Another treat for lovers of Adrian Bell to put alongside A Countryman’s Winter Notebook, which we published in 2021. A Countryman’s Spring Notebook is our second seasonal selection from the weekly column Bell wrote from 1950 to 1980 for the Eastern Daily Press catches beautifully the arrival of Spring in the East Anglian landscape he loved and knew so well. Each essay is a little masterpiece, a fleeting moment captured with a painterly eye and the down-to-earth observation of the farmer Bell became after he left his fashionable life in Chelsea shortly after the First World War – an experience which produced his much-loved farming trilogy, Corduroy, Silver Ley and The Cherry Tree.
All of Bell’s writing started with minutely observed daily details recorded in manuscript notebooks which he kept for most of his life. Weather, farming notes, history, personal reflections, all went into the notebooks which are rather like an artist’s field sketches. Indeed Bell was always drawn to artists, and two of his greatest friends were John Nash and Alfred Munnings, painters who lived in Suffolk and whom Bell often joined on their sketching trips.

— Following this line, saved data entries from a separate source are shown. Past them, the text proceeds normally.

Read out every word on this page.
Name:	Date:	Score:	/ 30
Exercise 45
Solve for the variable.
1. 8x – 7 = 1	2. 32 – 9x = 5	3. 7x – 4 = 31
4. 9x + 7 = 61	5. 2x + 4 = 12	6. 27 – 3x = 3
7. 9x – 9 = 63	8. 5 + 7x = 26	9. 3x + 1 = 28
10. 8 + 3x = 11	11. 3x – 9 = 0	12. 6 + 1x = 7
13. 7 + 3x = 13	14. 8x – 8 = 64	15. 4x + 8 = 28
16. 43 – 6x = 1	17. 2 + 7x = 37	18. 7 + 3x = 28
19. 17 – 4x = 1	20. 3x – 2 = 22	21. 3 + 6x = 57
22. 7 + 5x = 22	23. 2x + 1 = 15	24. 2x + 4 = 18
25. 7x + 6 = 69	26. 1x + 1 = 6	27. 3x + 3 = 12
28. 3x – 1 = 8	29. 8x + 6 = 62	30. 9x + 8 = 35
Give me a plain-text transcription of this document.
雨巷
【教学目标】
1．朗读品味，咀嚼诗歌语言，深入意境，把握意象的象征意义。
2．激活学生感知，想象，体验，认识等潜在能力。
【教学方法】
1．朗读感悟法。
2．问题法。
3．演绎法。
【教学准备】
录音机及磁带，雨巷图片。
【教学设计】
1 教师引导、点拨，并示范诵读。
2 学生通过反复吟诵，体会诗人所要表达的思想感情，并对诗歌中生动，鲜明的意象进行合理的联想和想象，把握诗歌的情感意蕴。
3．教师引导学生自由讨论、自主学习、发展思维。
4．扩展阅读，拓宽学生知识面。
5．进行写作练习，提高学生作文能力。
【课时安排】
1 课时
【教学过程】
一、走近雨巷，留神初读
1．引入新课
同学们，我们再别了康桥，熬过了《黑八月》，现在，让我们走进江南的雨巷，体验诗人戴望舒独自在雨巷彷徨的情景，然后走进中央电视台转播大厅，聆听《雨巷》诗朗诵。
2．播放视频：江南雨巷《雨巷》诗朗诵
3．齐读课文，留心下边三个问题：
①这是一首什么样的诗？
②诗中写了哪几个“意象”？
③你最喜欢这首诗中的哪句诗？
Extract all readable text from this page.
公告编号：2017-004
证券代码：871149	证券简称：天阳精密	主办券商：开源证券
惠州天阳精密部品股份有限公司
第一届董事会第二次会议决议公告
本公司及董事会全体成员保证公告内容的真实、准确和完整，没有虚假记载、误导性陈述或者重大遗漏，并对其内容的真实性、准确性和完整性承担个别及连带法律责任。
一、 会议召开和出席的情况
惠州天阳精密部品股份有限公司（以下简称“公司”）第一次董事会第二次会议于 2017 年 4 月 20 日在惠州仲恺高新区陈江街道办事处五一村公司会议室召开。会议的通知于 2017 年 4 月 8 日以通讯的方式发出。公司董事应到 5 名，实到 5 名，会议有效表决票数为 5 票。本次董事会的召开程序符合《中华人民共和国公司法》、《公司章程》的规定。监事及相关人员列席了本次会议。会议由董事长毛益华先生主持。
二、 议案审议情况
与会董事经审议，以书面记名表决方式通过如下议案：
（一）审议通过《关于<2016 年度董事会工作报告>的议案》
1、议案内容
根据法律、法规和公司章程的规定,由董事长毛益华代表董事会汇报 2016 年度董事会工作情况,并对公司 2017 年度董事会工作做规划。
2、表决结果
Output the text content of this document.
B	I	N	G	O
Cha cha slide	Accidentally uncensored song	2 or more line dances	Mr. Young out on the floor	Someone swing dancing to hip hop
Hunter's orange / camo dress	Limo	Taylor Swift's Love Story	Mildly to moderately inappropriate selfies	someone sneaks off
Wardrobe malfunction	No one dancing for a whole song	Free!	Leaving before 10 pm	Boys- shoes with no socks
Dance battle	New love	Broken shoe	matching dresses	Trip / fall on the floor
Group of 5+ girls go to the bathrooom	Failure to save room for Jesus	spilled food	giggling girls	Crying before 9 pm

Adrian Bell had no time for ‘literary’ writing. For him the authenticity of the experience was the thing, and to that was added the magic ingredient which makes the essays so individual – the ability to ‘see more than scenery in the scene’, which he learned both from his painter friends and from his years as a farmer. In capturing what he called ‘the inconsequences of life’ he gave the ordinary things he observed a timeless quality, and the little essays compiled in A Countryman’s Spring Notebook are as fresh now as when they first appeared. Read one every morning and it will set you up for the day.